Did you have some fruit you had never had before? Lot of papayas and mangoes?

AC:

Oh, yes. But we got those when we'd go to the beach, and we'd get those from the local people. Yes, that was wonderful.

EE:

Did you find yourself with a map in your pocket? This is a new part of the world for you, I guess, isn't it?

AC:

Yes, you did. You found out about certain places to go and so on. Mostly, as I say, we made friends with different officers.

EE:

Some of the Filipinos spoke English?

AC:

Oh, yes. Yes. Most of them spoke pretty well. A lot of them spoke well.

EE:

When you go to Japan, that's a different situation.

AC:

Yes.

EE:

Tell me about your Japan experience.

AC:

Well, as I told you about the young people, they impressed me very much. They would take anything that was left on the trays that came back from the patients. They would take because they had nothing. Japan at that time was very rural. They just had wagons, just wooden wagons. But they were very industrious. In the spring, every inch of ground was cultivated. They were very industrious.

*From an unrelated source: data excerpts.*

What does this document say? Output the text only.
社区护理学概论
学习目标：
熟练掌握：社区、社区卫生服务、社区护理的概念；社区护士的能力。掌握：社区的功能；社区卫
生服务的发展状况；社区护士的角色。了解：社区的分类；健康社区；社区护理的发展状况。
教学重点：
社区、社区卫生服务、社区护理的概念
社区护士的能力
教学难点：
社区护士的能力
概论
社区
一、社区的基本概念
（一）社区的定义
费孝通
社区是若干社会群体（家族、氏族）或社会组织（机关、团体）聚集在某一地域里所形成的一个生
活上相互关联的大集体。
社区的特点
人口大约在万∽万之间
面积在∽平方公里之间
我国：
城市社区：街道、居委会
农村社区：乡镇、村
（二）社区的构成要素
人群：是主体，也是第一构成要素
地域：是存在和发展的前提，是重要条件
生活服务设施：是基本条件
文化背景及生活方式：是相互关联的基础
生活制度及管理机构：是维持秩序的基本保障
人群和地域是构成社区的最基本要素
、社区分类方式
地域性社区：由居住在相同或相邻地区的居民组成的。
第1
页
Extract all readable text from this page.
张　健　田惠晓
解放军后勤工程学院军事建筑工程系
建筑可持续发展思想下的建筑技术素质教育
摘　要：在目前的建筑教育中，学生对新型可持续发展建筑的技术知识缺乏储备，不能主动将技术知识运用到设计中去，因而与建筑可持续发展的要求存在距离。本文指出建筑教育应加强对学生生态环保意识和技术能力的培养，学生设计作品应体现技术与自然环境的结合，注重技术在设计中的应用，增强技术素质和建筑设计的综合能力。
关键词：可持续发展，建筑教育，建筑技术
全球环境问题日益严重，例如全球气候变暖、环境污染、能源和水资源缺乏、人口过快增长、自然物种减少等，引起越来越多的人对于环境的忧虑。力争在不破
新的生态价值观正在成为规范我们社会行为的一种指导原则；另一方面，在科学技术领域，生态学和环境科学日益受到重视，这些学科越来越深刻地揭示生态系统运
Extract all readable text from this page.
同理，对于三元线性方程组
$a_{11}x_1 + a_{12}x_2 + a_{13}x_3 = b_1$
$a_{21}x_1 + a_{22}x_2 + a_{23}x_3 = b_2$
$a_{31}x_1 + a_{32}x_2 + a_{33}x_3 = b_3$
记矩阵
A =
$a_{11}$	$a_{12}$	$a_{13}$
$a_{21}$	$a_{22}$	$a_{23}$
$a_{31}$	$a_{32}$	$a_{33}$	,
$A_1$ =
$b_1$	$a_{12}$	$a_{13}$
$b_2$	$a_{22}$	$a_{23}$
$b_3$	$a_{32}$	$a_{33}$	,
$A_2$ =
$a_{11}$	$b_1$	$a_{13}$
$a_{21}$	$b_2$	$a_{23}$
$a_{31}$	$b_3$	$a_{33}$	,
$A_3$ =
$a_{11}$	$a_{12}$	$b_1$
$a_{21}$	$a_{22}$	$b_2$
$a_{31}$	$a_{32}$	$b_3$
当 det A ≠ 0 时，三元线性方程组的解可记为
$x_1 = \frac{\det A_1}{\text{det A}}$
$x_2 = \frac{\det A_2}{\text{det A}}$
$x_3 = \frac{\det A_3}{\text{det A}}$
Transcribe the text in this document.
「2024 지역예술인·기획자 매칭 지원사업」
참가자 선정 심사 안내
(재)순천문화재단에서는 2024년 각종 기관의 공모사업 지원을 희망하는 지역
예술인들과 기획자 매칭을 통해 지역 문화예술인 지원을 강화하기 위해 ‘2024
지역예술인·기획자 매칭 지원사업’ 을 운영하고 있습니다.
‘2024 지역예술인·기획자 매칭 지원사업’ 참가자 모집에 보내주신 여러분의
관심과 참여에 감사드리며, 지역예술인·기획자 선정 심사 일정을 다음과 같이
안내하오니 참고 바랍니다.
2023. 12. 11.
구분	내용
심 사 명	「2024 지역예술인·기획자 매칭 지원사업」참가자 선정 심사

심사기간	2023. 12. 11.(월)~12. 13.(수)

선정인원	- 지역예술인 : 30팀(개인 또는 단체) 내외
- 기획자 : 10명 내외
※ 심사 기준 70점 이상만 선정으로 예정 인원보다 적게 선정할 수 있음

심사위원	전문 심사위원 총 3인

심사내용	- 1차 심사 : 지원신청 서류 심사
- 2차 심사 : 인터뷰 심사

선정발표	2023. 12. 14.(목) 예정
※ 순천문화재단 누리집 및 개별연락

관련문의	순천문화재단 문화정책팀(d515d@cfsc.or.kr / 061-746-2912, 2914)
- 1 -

We took a trip. We would ride from Yokohama to Tokyo and go to the Imperial Hotel. I remember there was a dance there one night, and there were a whole bunch of Russians there. That was kind of new. So this Russian gentleman asked me to dance, and we exchanged no words. But we'd heard plenty about the Russians, so I was a little leery about the Russians. But they were there in Tokyo also.

EE:

Don't ask them to share a vodka with you. They'll drink you under the table. [chuckles]

AC:

Right. So let's see, what else about Japan?

EE:

The hospital that you said you worked in, you said it was an old department store.

AC:

Had been a department store, yes.

EE:

Was it a general hospital, as well?

AC:

Yes. It was called a station hospital, actually, and I don't know why. I guess there was probably another big hospital in Tokyo.

EE:

About how many beds were in this hospital?

AC:

I don't remember if there were five floors then or three floors. I can't remember. So each floor had at least eighty patients we had on the ward. It was a pretty big place. We had a lot of responsibility there. The particular captain that we had, he gave the nurses a lot of responsibility.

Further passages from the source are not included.